Afghanistan: massacre and cleansing of Hazaras —already
The Shi'ite Hazara people of Afghanistan were targeted for genocide by the Taliban when the fundamentalist militant group was last in power, and Amnesty International now reports that new massacres targeting the ethnicity have already started. Taliban forces unlawfully killed 13 ethnic Hazaras, including a 17-year-old girl, in Daykundi province after members of the security forces of the former government surrendered, the Amnesty investigation revealed. The killings happened in Kahor village of Khidir district on Aug. 30. Eleven of the victims were former members of the Afghan National Defense Security Forces (ANDSF), and two were civilians. According to eyewitness testimony, the Taliban extrajudicially executed nine of the ANDSF members at a nearby river basin after they had surrendered, killings that "appear to be war crimes." The two civilians were killed as they attempted to flee, including a 17-year-old girl shot when the Taliban opened fire on a crowd of people.

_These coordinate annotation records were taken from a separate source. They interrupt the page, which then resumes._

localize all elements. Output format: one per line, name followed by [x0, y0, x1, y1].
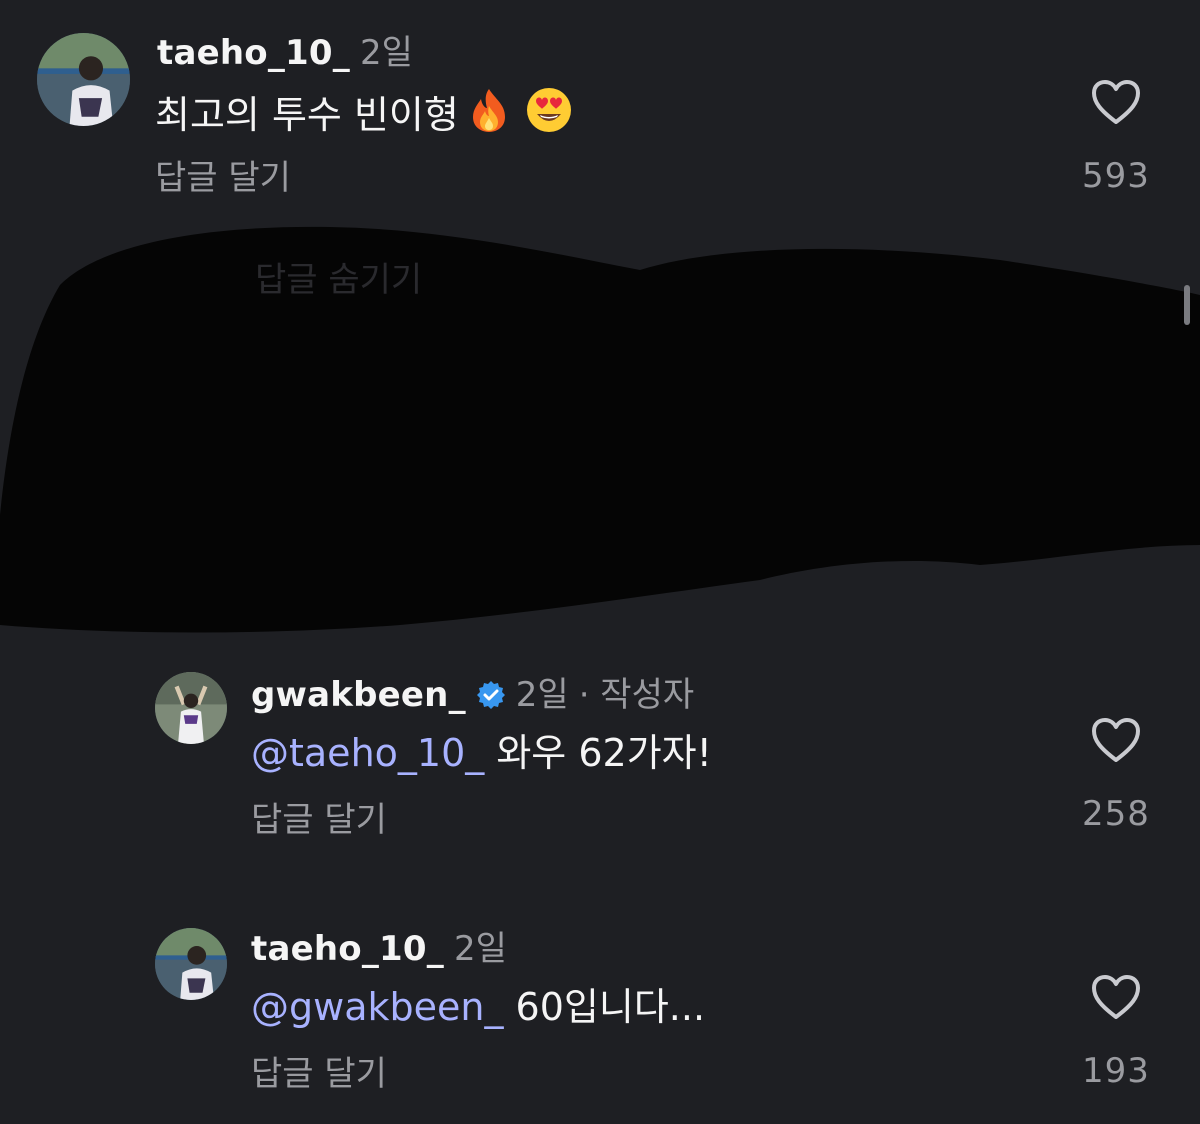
mention-link[interactable]: @gwakbeen_	[251, 985, 503, 1029]
avatar[interactable]	[155, 672, 227, 744]
reply-button[interactable]: 답글 달기	[251, 800, 387, 840]
comment-text: @taeho_10_ 와우 62가자!	[251, 730, 712, 776]
comment-meta: taeho_10_ 2일	[157, 33, 413, 73]
like-group: 258	[1076, 716, 1156, 834]
reply-button[interactable]: 답글 달기	[155, 158, 291, 198]
timestamp: 2일	[453, 929, 507, 969]
heart-icon[interactable]	[1090, 78, 1142, 126]
comment-meta: taeho_10_ 2일	[251, 929, 507, 969]
heart-eyes-emoji-icon	[526, 88, 571, 132]
reply-button[interactable]: 답글 달기	[251, 1054, 387, 1094]
author-tag: · 작성자	[578, 675, 695, 715]
comment-body: 최고의 투수 빈이형	[155, 93, 459, 137]
comment-meta: gwakbeen_ 2일 · 작성자	[251, 675, 694, 715]
verified-badge-icon	[476, 681, 505, 709]
avatar[interactable]	[155, 928, 227, 1000]
username[interactable]: gwakbeen_	[251, 675, 466, 715]
scrollbar[interactable]	[1184, 285, 1190, 325]
like-count: 593	[1082, 156, 1150, 196]
username[interactable]: taeho_10_	[251, 929, 444, 969]
like-count: 258	[1082, 794, 1150, 834]
mention-link[interactable]: @taeho_10_	[251, 731, 484, 775]
comment-body: 와우 62가자!	[484, 731, 712, 775]
comments-screen: taeho_10_ 2일 최고의 투수 빈이형 답글 달기 593 답글 숨기기…	[0, 0, 1200, 1124]
redacted-area	[0, 226, 1200, 633]
avatar[interactable]	[37, 33, 130, 126]
hide-replies-button[interactable]: 답글 숨기기	[255, 252, 422, 301]
comment-text: 최고의 투수 빈이형	[155, 86, 573, 138]
comment-body: 60입니다...	[503, 985, 706, 1029]
timestamp: 2일	[359, 33, 413, 73]
heart-icon[interactable]	[1090, 716, 1142, 764]
comment-text: @gwakbeen_ 60입니다...	[251, 984, 705, 1030]
like-group: 193	[1076, 973, 1156, 1091]
fire-emoji-icon	[472, 89, 505, 132]
like-group: 593	[1076, 78, 1156, 196]
username[interactable]: taeho_10_	[157, 33, 350, 73]
like-count: 193	[1082, 1051, 1150, 1091]
heart-icon[interactable]	[1090, 973, 1142, 1021]
timestamp: 2일	[515, 675, 569, 715]
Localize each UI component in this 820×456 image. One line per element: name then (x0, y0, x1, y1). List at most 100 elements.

Hazaras have also been forced from their homes by Taliban forces. On July 3, as fighting intensified in Ghazni province, villagers fled into the mountains, to traditional iloks, their summer grazing land, where they have basic shelters. There was little food for the 30 families that fled. The next morning, five men and four women returned to the village to gather supplies. On their return, they found that their homes had been looted, and that Taliban fighters were lying in wait for them.
Such reports have been corroborated by Public Radio International, which spoke to Hazaras in Kabul who have been forced to flee their homes in the countryside. Residents of Daykundi province said that the Taliban ordered them to leave, sometimes giving them only three or four days to pack up and go. Then, after families are gone, Taliban fighters set fire to their homes or blew them up—some of those who fled say they have watched it happen from afar.
Verifying human rights abuses committed by the Taliban since they took control of Afghanistan in August has proven difficult, as the group have cut mobile phone service in many regions. Shortly after the fall of Kabul, Amnesty International documented how Taliban fighters massacred nine ethnic Hazara men after taking control of Ghazni province.
Hundreds of Hazara families are reported to have fled their homes in central Bamiyan and Ghazni provinces.